1. An information search method comprising:

entering a query;

searching a database in which the same kind of data as said query is stored for an entry with a high level of relevance to said query;

searching a document database for documents related to a retrieved entry;

extracting a feature term common to at least two of the searched documents; and

displaying the extracted feature term.

2. The information search method according to claim 1, wherein said query is a sequence or structure information, and said database in which the same kind of data as said query are stored is a sequence database.
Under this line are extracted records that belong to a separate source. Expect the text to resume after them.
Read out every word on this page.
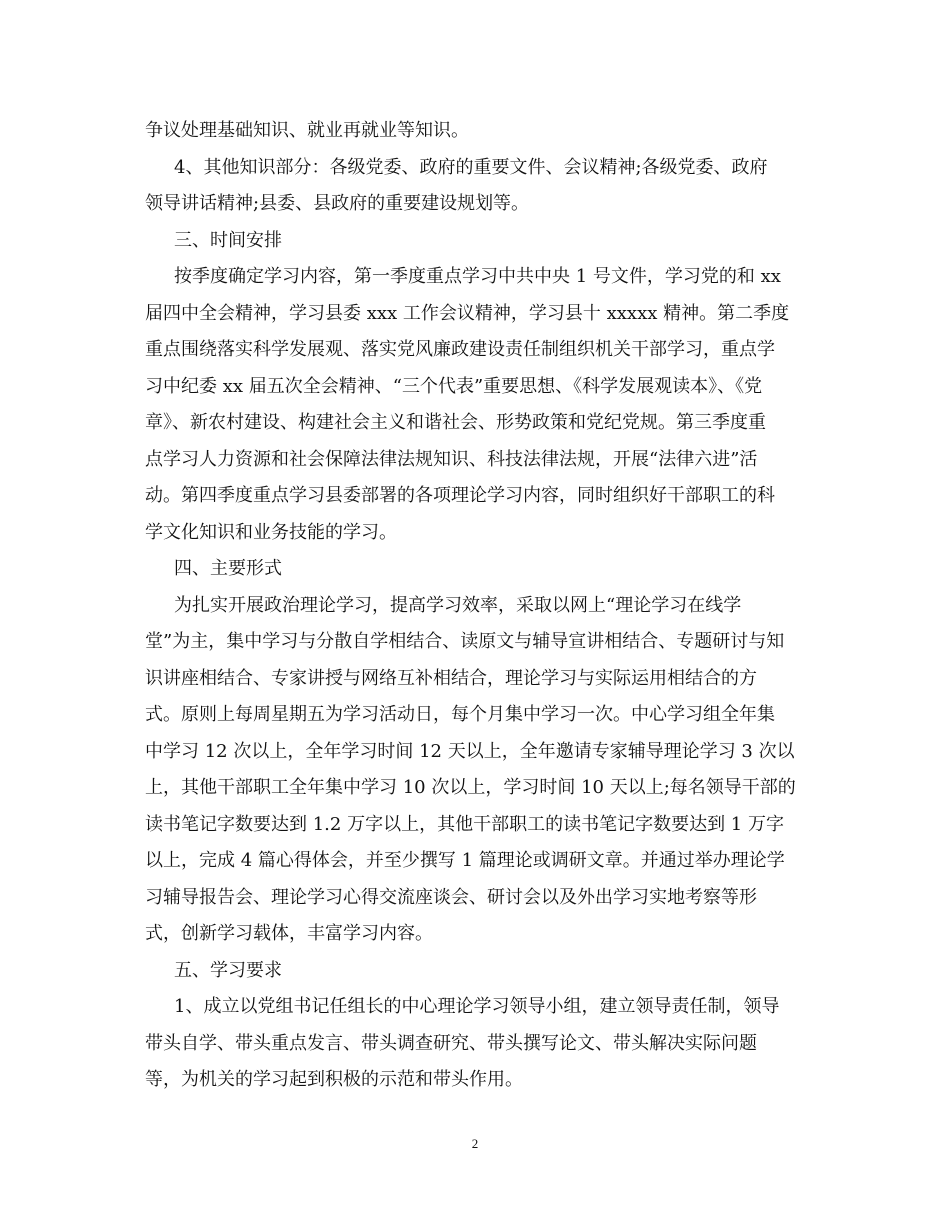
争议处理基础知识、就业再就业等知识。
4、其他知识部分：各级党委、政府的重要文件、会议精神;各级党委、政府
领导讲话精神;县委、县政府的重要建设规划等。
三、时间安排
按季度确定学习内容，第一季度重点学习中共中央 1 号文件，学习党的和 xx
届四中全会精神，学习县委 xxx 工作会议精神，学习县十 xxxxx 精神。第二季度
重点围绕落实科学发展观、落实党风廉政建设责任制组织机关干部学习，重点学
习中纪委 xx 届五次全会精神、“三个代表”重要思想、《科学发展观读本》、《党
章》、新农村建设、构建社会主义和谐社会、形势政策和党纪党规。第三季度重
点学习人力资源和社会保障法律法规知识、科技法律法规，开展“法律六进”活
动。第四季度重点学习县委部署的各项理论学习内容，同时组织好干部职工的科
学文化知识和业务技能的学习。
四、主要形式
为扎实开展政治理论学习，提高学习效率，采取以网上“理论学习在线学
堂”为主，集中学习与分散自学相结合、读原文与辅导宣讲相结合、专题研讨与知
识讲座相结合、专家讲授与网络互补相结合，理论学习与实际运用相结合的方
式。原则上每周星期五为学习活动日，每个月集中学习一次。中心学习组全年集
中学习 12 次以上，全年学习时间 12 天以上，全年邀请专家辅导理论学习 3 次以
上，其他干部职工全年集中学习 10 次以上，学习时间 10 天以上;每名领导干部的
读书笔记字数要达到 1.2 万字以上，其他干部职工的读书笔记字数要达到 1 万字
以上，完成 4 篇心得体会，并至少撰写 1 篇理论或调研文章。并通过举办理论学
习辅导报告会、理论学习心得交流座谈会、研讨会以及外出学习实地考察等形
式，创新学习载体，丰富学习内容。
五、学习要求
1、成立以党组书记任组长的中心理论学习领导小组，建立领导责任制，领导
带头自学、带头重点发言、带头调查研究、带头撰写论文、带头解决实际问题
等，为机关的学习起到积极的示范和带头作用。
2
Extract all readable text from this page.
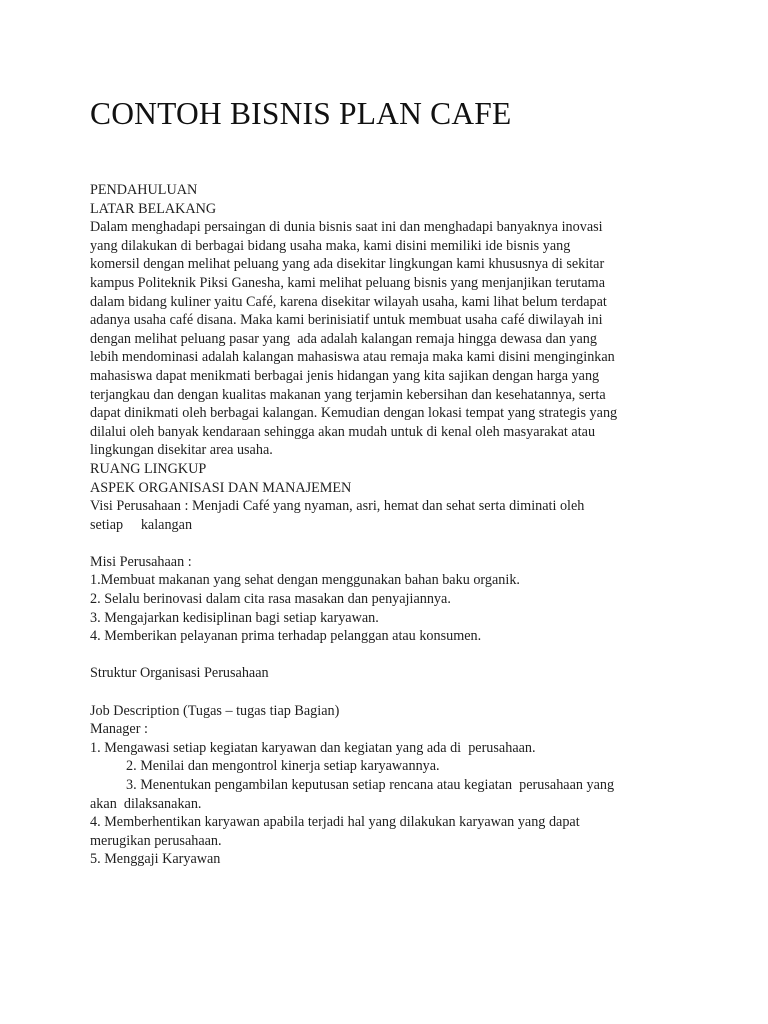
CONTOH BISNIS PLAN CAFE
PENDAHULUAN
LATAR BELAKANG
Dalam menghadapi persaingan di dunia bisnis saat ini dan menghadapi banyaknya inovasi
yang dilakukan di berbagai bidang usaha maka, kami disini memiliki ide bisnis yang
komersil dengan melihat peluang yang ada disekitar lingkungan kami khususnya di sekitar
kampus Politeknik Piksi Ganesha, kami melihat peluang bisnis yang menjanjikan terutama
dalam bidang kuliner yaitu Café, karena disekitar wilayah usaha, kami lihat belum terdapat
adanya usaha café disana. Maka kami berinisiatif untuk membuat usaha café diwilayah ini
dengan melihat peluang pasar yang  ada adalah kalangan remaja hingga dewasa dan yang
lebih mendominasi adalah kalangan mahasiswa atau remaja maka kami disini menginginkan
mahasiswa dapat menikmati berbagai jenis hidangan yang kita sajikan dengan harga yang
terjangkau dan dengan kualitas makanan yang terjamin kebersihan dan kesehatannya, serta
dapat dinikmati oleh berbagai kalangan. Kemudian dengan lokasi tempat yang strategis yang
dilalui oleh banyak kendaraan sehingga akan mudah untuk di kenal oleh masyarakat atau
lingkungan disekitar area usaha.
RUANG LINGKUP
ASPEK ORGANISASI DAN MANAJEMEN
Visi Perusahaan : Menjadi Café yang nyaman, asri, hemat dan sehat serta diminati oleh
setiap     kalangan
Misi Perusahaan :
1.Membuat makanan yang sehat dengan menggunakan bahan baku organik.
2. Selalu berinovasi dalam cita rasa masakan dan penyajiannya.
3. Mengajarkan kedisiplinan bagi setiap karyawan.
4. Memberikan pelayanan prima terhadap pelanggan atau konsumen.
Struktur Organisasi Perusahaan
Job Description (Tugas – tugas tiap Bagian)
Manager :
1. Mengawasi setiap kegiatan karyawan dan kegiatan yang ada di  perusahaan.
2. Menilai dan mengontrol kinerja setiap karyawannya.
3. Menentukan pengambilan keputusan setiap rencana atau kegiatan  perusahaan yang
akan  dilaksanakan.
4. Memberhentikan karyawan apabila terjadi hal yang dilakukan karyawan yang dapat
merugikan perusahaan.
5. Menggaji Karyawan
3. The information search method according to claim 1, wherein the step of searching for said documents comprises performing an associative search using documents cited in the retrieved entries as key documents.

4. The information search method according to claim 1, wherein the extracted feature terms are classified by concept before being outputted.

5. The information search method according to claim 2, wherein the extracted feature terms are classified by disease before being outputted.

6. The information search method according to claim 1, wherein the extracted feature terms are sorted by frequency of appearance and then displayed together with information about said frequency of appearance.

7. The information search method according to claim 1, wherein the extracted feature terms are sorted by E-value and then displayed together with information about E-value.